The repository consists of M.Sc.-Project-1(IE-689) that i did during my masters in IIT Bombay. The project has been under the guidance of Prof. N. Hemachandra and Prof. P Balamurugan.
In computer vision, image segmentation is the process of partitioning a digital image into multiple segments. In 2D images, segmentation can be seen and visualized easily. But in case of 3D images, it is difficult to vizualise the images and the segmented images. Thus, in this project, firstly, various represantations of 2D and 3D images are revisited. Then, Segmentation has been done using 3D-Unet.
The data-sets[1] that are used in this project are heart and spleen data-sets from Medicaldecation[1]. These data-sets have highly variable segmentation tasks that was used in a crowd-sourced challenge the Medical Segmentation Decathlon held during the 2018 Medical Image Computing and Computer Aided Interventions Conference in Granada, Spain. It consists of a set of 10 different data-sets namely: Liver Tumours, Brain Tumours, Hippocampus, Lung Tumours, Prostate, Cardiac, Pancreas Tumour, Colon Cancer, Hepatic Vessels and Spleen. The data-sets that we have used in the experiments are Spleen and Cardiac data-sets . Both the data-sets have images and their corresponding labels as depth images and volumetric images. Let us look at both the data-sets and their corresponding properties like range of pixel intensities, number of training 4 and test images and spatial dimensions.
The Spleen dataset contains 41 training images 20 test images with x and y dimensions as 512 and 512 and z(depth) varying from 40-168 roughly in the different training images. The intensities of pixels are ranging from -1024-3072 roughly. All the images in this data-set are gray-scale images.

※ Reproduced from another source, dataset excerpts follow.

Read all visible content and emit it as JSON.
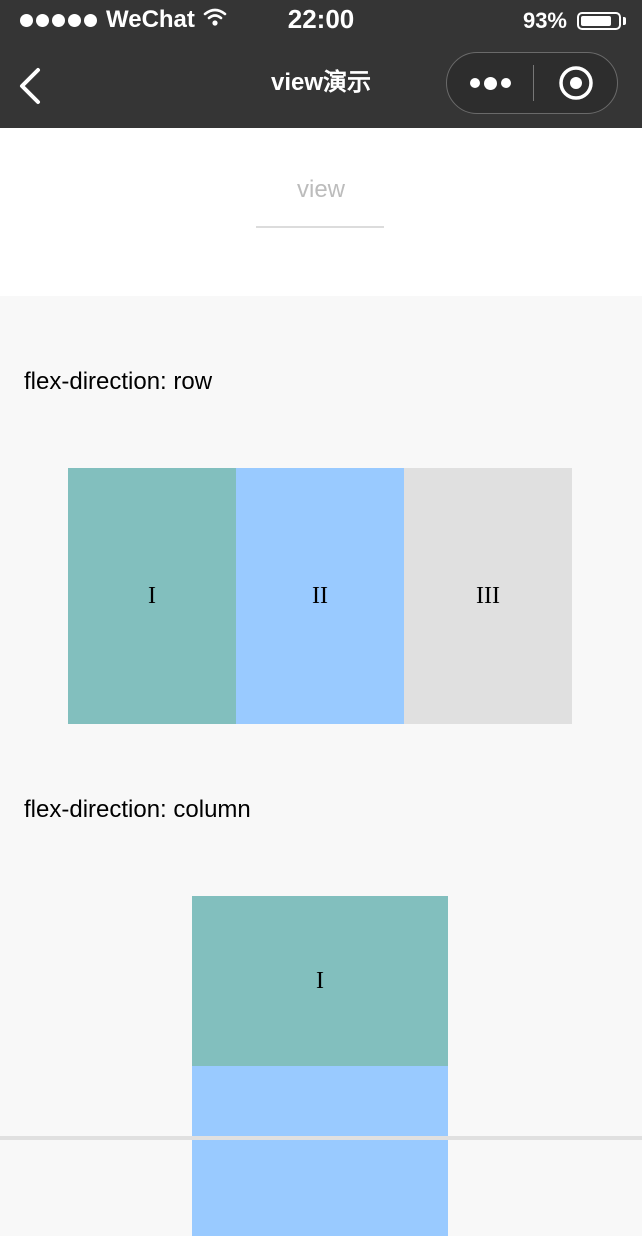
{
  "status_bar": {
    "carrier": "WeChat",
    "time": "22:00",
    "battery": "93%",
    "battery_level": 0.93,
    "signal_dots": 5
  },
  "nav": {
    "title": "view演示",
    "back_icon": "back-chevron-icon",
    "more_icon": "more-dots-icon",
    "close_icon": "target-circle-icon"
  },
  "header": {
    "title": "view"
  },
  "sections": [
    {
      "label": "flex-direction: row",
      "items": [
        "I",
        "II",
        "III"
      ]
    },
    {
      "label": "flex-direction: column",
      "items": [
        "I",
        ""
      ]
    }
  ],
  "colors": {
    "nav_bg": "#353535",
    "item_1": "#82bfbe",
    "item_2": "#99caff",
    "item_3": "#e0e0e0",
    "page_bg": "#f8f8f8"
  }
}
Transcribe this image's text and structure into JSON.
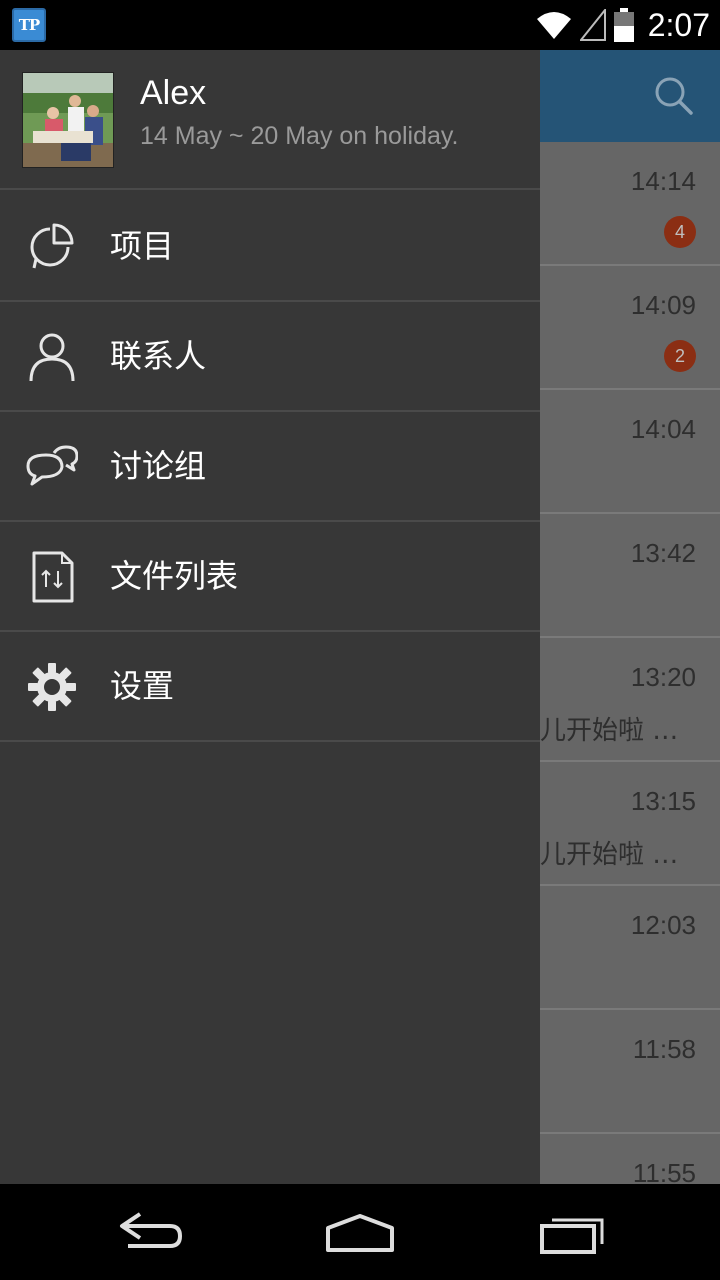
{
  "status_bar": {
    "app_icon_text": "TP",
    "time": "2:07",
    "icons": [
      "wifi-icon",
      "signal-icon",
      "battery-icon"
    ]
  },
  "drawer": {
    "profile": {
      "name": "Alex",
      "status": "14 May ~ 20 May on holiday."
    },
    "menu": [
      {
        "label": "项目",
        "icon": "pie-chart-icon"
      },
      {
        "label": "联系人",
        "icon": "person-icon"
      },
      {
        "label": "讨论组",
        "icon": "chat-bubbles-icon"
      },
      {
        "label": "文件列表",
        "icon": "file-transfer-icon"
      },
      {
        "label": "设置",
        "icon": "gear-icon"
      }
    ]
  },
  "background_list": {
    "rows": [
      {
        "time": "14:14",
        "badge": "4",
        "preview": ""
      },
      {
        "time": "14:09",
        "badge": "2",
        "preview": ""
      },
      {
        "time": "14:04",
        "badge": "",
        "preview": ""
      },
      {
        "time": "13:42",
        "badge": "",
        "preview": ""
      },
      {
        "time": "13:20",
        "badge": "",
        "preview": "儿开始啦 …"
      },
      {
        "time": "13:15",
        "badge": "",
        "preview": "儿开始啦 …"
      },
      {
        "time": "12:03",
        "badge": "",
        "preview": ""
      },
      {
        "time": "11:58",
        "badge": "",
        "preview": ""
      },
      {
        "time": "11:55",
        "badge": "",
        "preview": ""
      }
    ]
  },
  "colors": {
    "drawer_bg": "#373737",
    "header_blue": "#255476",
    "badge_red": "#8b2e13"
  }
}
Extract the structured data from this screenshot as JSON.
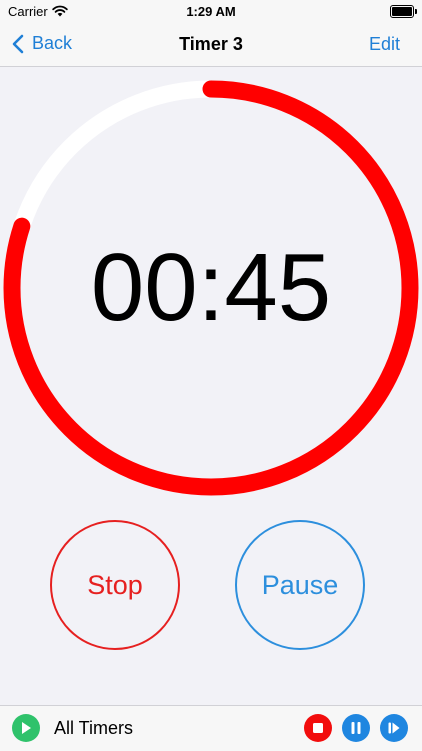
{
  "status": {
    "carrier": "Carrier",
    "time": "1:29 AM"
  },
  "nav": {
    "back_label": "Back",
    "title": "Timer 3",
    "edit_label": "Edit"
  },
  "timer": {
    "display": "00:45",
    "remaining_fraction": 0.8
  },
  "buttons": {
    "stop_label": "Stop",
    "pause_label": "Pause"
  },
  "bottom": {
    "all_timers_label": "All Timers"
  },
  "colors": {
    "accent": "#1f7fd6",
    "ring": "#ff0000",
    "ring_track": "#ffffff",
    "stop": "#e62020",
    "pause": "#2d8fdd",
    "play": "#2fc26b"
  },
  "icons": [
    "wifi-icon",
    "battery-icon",
    "chevron-left-icon",
    "play-icon",
    "stop-icon",
    "pause-icon",
    "skip-next-icon"
  ]
}
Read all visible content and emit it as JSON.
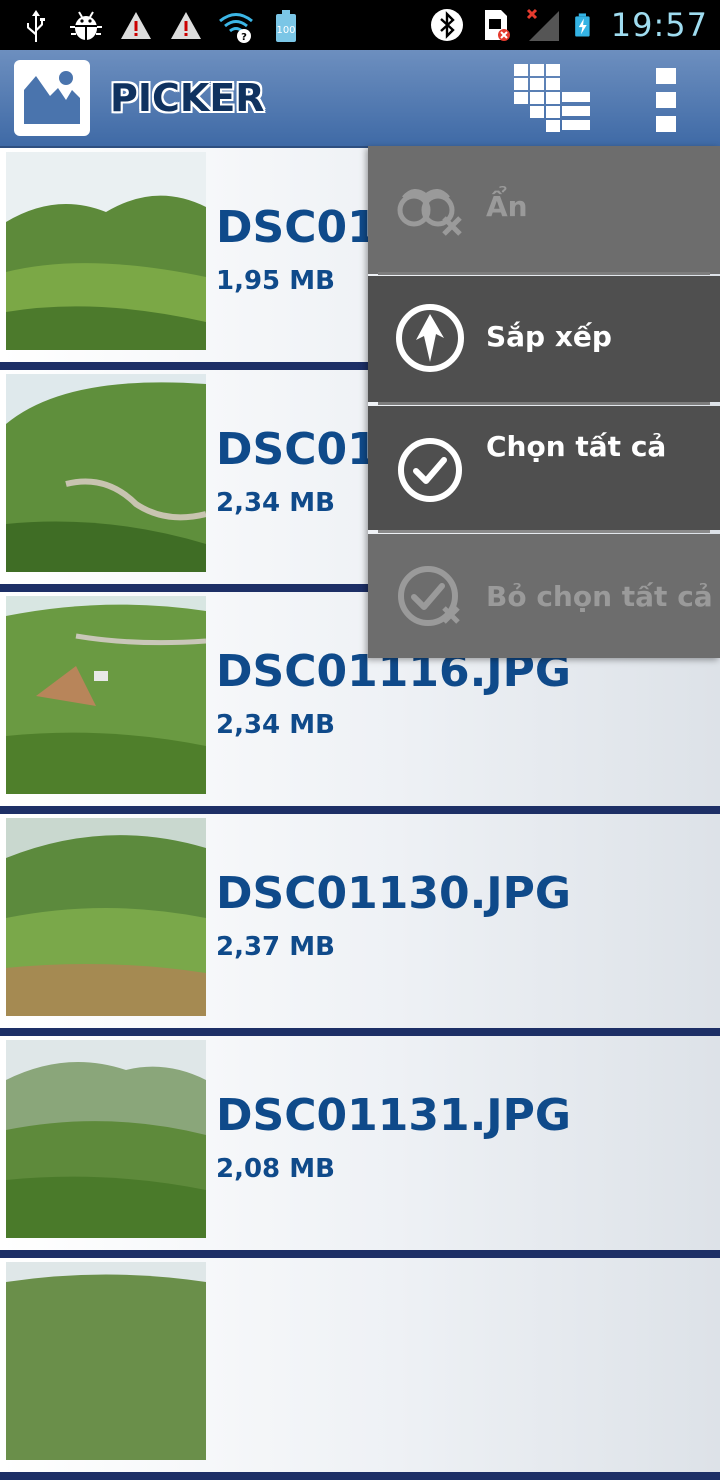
{
  "status_bar": {
    "time": "19:57",
    "battery_level": "100",
    "left_icons": [
      "usb-icon",
      "android-debug-icon",
      "warning-icon",
      "warning-icon",
      "wifi-icon",
      "battery-100-icon"
    ],
    "right_icons": [
      "bluetooth-icon",
      "sim-card-icon",
      "no-signal-icon",
      "battery-charging-icon"
    ]
  },
  "action_bar": {
    "title": "PICKER",
    "icons": [
      "app-logo-icon",
      "grid-view-icon",
      "overflow-menu-icon"
    ]
  },
  "files": [
    {
      "name": "DSC01",
      "size": "1,95 MB"
    },
    {
      "name": "DSC01",
      "size": "2,34 MB"
    },
    {
      "name": "DSC01116.JPG",
      "size": "2,34 MB"
    },
    {
      "name": "DSC01130.JPG",
      "size": "2,37 MB"
    },
    {
      "name": "DSC01131.JPG",
      "size": "2,08 MB"
    }
  ],
  "menu": {
    "items": [
      {
        "label": "Ẩn",
        "icon": "hide-binoculars-icon",
        "enabled": false
      },
      {
        "label": "Sắp xếp",
        "icon": "sort-icon",
        "enabled": true
      },
      {
        "label": "Chọn tất cả",
        "icon": "select-all-icon",
        "enabled": true
      },
      {
        "label": "Bỏ chọn tất cả",
        "icon": "deselect-all-icon",
        "enabled": false
      }
    ]
  },
  "colors": {
    "action_bar": "#4a74ad",
    "file_text": "#0f4a8a",
    "row_separator": "#1d2f66",
    "menu_enabled": "#4f4f4f",
    "menu_disabled": "#6d6d6d"
  }
}
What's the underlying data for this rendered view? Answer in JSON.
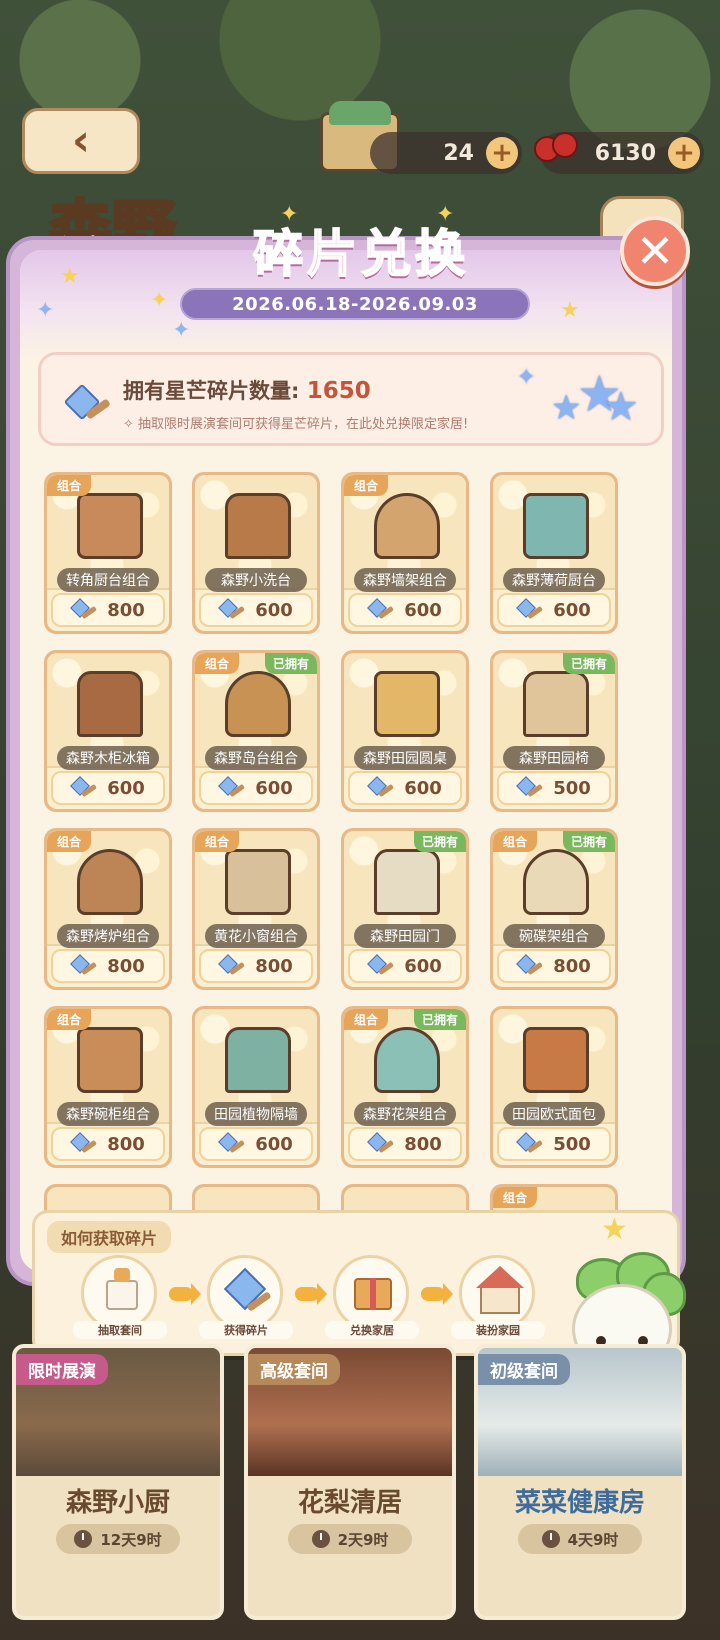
{
  "top_bar": {
    "back_icon": "back-arrow-icon",
    "bg_title": "森野",
    "currency_ticket_value": "24",
    "currency_cherry_value": "6130"
  },
  "panel": {
    "title": "碎片兑换",
    "date_range": "2026.06.18-2026.09.03",
    "shard_label": "拥有星芒碎片数量:",
    "shard_count": "1650",
    "shard_desc": "抽取限时展演套间可获得星芒碎片，在此处兑换限定家居!"
  },
  "tags": {
    "combo": "组合",
    "owned": "已拥有"
  },
  "items": [
    {
      "name": "转角厨台组合",
      "price": "800",
      "combo": true,
      "owned": false,
      "art": "kitchen-corner"
    },
    {
      "name": "森野小洗台",
      "price": "600",
      "combo": false,
      "owned": false,
      "art": "washstand"
    },
    {
      "name": "森野墙架组合",
      "price": "600",
      "combo": true,
      "owned": false,
      "art": "wall-shelf"
    },
    {
      "name": "森野薄荷厨台",
      "price": "600",
      "combo": false,
      "owned": false,
      "art": "mint-counter"
    },
    {
      "name": "森野木柜冰箱",
      "price": "600",
      "combo": false,
      "owned": false,
      "art": "fridge"
    },
    {
      "name": "森野岛台组合",
      "price": "600",
      "combo": true,
      "owned": true,
      "art": "island"
    },
    {
      "name": "森野田园圆桌",
      "price": "600",
      "combo": false,
      "owned": false,
      "art": "round-table"
    },
    {
      "name": "森野田园椅",
      "price": "500",
      "combo": false,
      "owned": true,
      "art": "chair"
    },
    {
      "name": "森野烤炉组合",
      "price": "800",
      "combo": true,
      "owned": false,
      "art": "oven"
    },
    {
      "name": "黄花小窗组合",
      "price": "800",
      "combo": true,
      "owned": false,
      "art": "window"
    },
    {
      "name": "森野田园门",
      "price": "600",
      "combo": false,
      "owned": true,
      "art": "door"
    },
    {
      "name": "碗碟架组合",
      "price": "800",
      "combo": true,
      "owned": true,
      "art": "dish-rack"
    },
    {
      "name": "森野碗柜组合",
      "price": "800",
      "combo": true,
      "owned": false,
      "art": "cupboard"
    },
    {
      "name": "田园植物隔墙",
      "price": "600",
      "combo": false,
      "owned": false,
      "art": "plant-wall"
    },
    {
      "name": "森野花架组合",
      "price": "800",
      "combo": true,
      "owned": true,
      "art": "flower-stand"
    },
    {
      "name": "田园欧式面包",
      "price": "500",
      "combo": false,
      "owned": false,
      "art": "bread"
    }
  ],
  "partial_row_tag": "组合",
  "howto": {
    "title": "如何获取碎片",
    "steps": [
      "抽取套间",
      "获得碎片",
      "兑换家居",
      "装扮家园"
    ]
  },
  "banners": [
    {
      "tag": "限时展演",
      "name": "森野小厨",
      "time": "12天9时",
      "tag_color": "#c65a8a",
      "name_color": "#6a4a2e"
    },
    {
      "tag": "高级套间",
      "name": "花梨清居",
      "time": "2天9时",
      "tag_color": "#b5895a",
      "name_color": "#6a4a2e"
    },
    {
      "tag": "初级套间",
      "name": "菜菜健康房",
      "time": "4天9时",
      "tag_color": "#7a8fa8",
      "name_color": "#3e6c9c"
    }
  ],
  "colors": {
    "panel_border": "#b995c6",
    "title_pink": "#f3a0b4",
    "date_pill": "#8c74b8",
    "close_red": "#f1846f",
    "tag_combo": "#e7a55a",
    "tag_owned": "#7ab85e"
  }
}
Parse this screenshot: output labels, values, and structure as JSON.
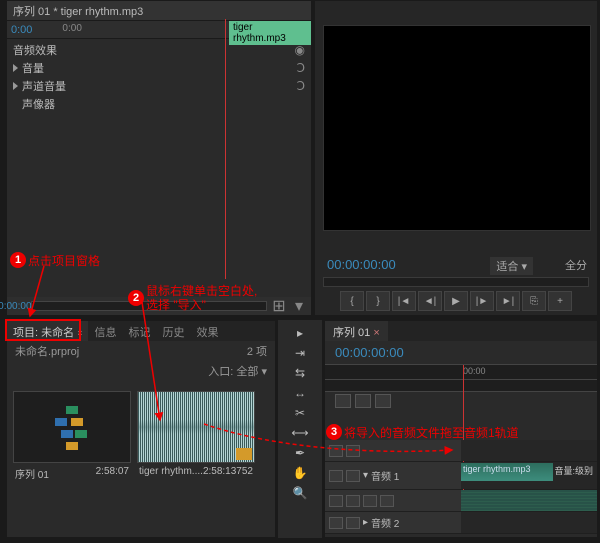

The cardiac data-set contains 20 training images and 10 testing images with x and y dimensions as 320 and 320 and z(depth) varying from 90-130 in the different training images. The intensities of pixels are ranging from 0-2000 roughly. All the images in this data-set are gray-scale images. The target is left atrium.
The Loss functions used, results and conclusions are explained broadly in the report. An extra work to get a better knowledge of 3D images was done by 3D image clasification using 3D convolution encoder like that on in 3D-Unet/SegNet. The data-set used is 3D MNIST(link).
[1] Amber L Simpson, Michela Antonelli, Spyridon Bakas, Michel Bilello,Keyvan Farahani,Bram van Ginneken, Annette Kopp-Schneider, Bennett A Landman, Geert Litjens, Bjoern Menze, et al. A large annotated medical image dataset for the development and evaluation of segmentation algorithms. arXiv preprint arXiv:1902.09063, 2019.
[2]Çiçek, Özgün, et al. "3D U-Net: learning dense volumetric segmentation from sparse annotation." International conference on medical image computing and computer-assisted intervention. Springer, Cham, 2016.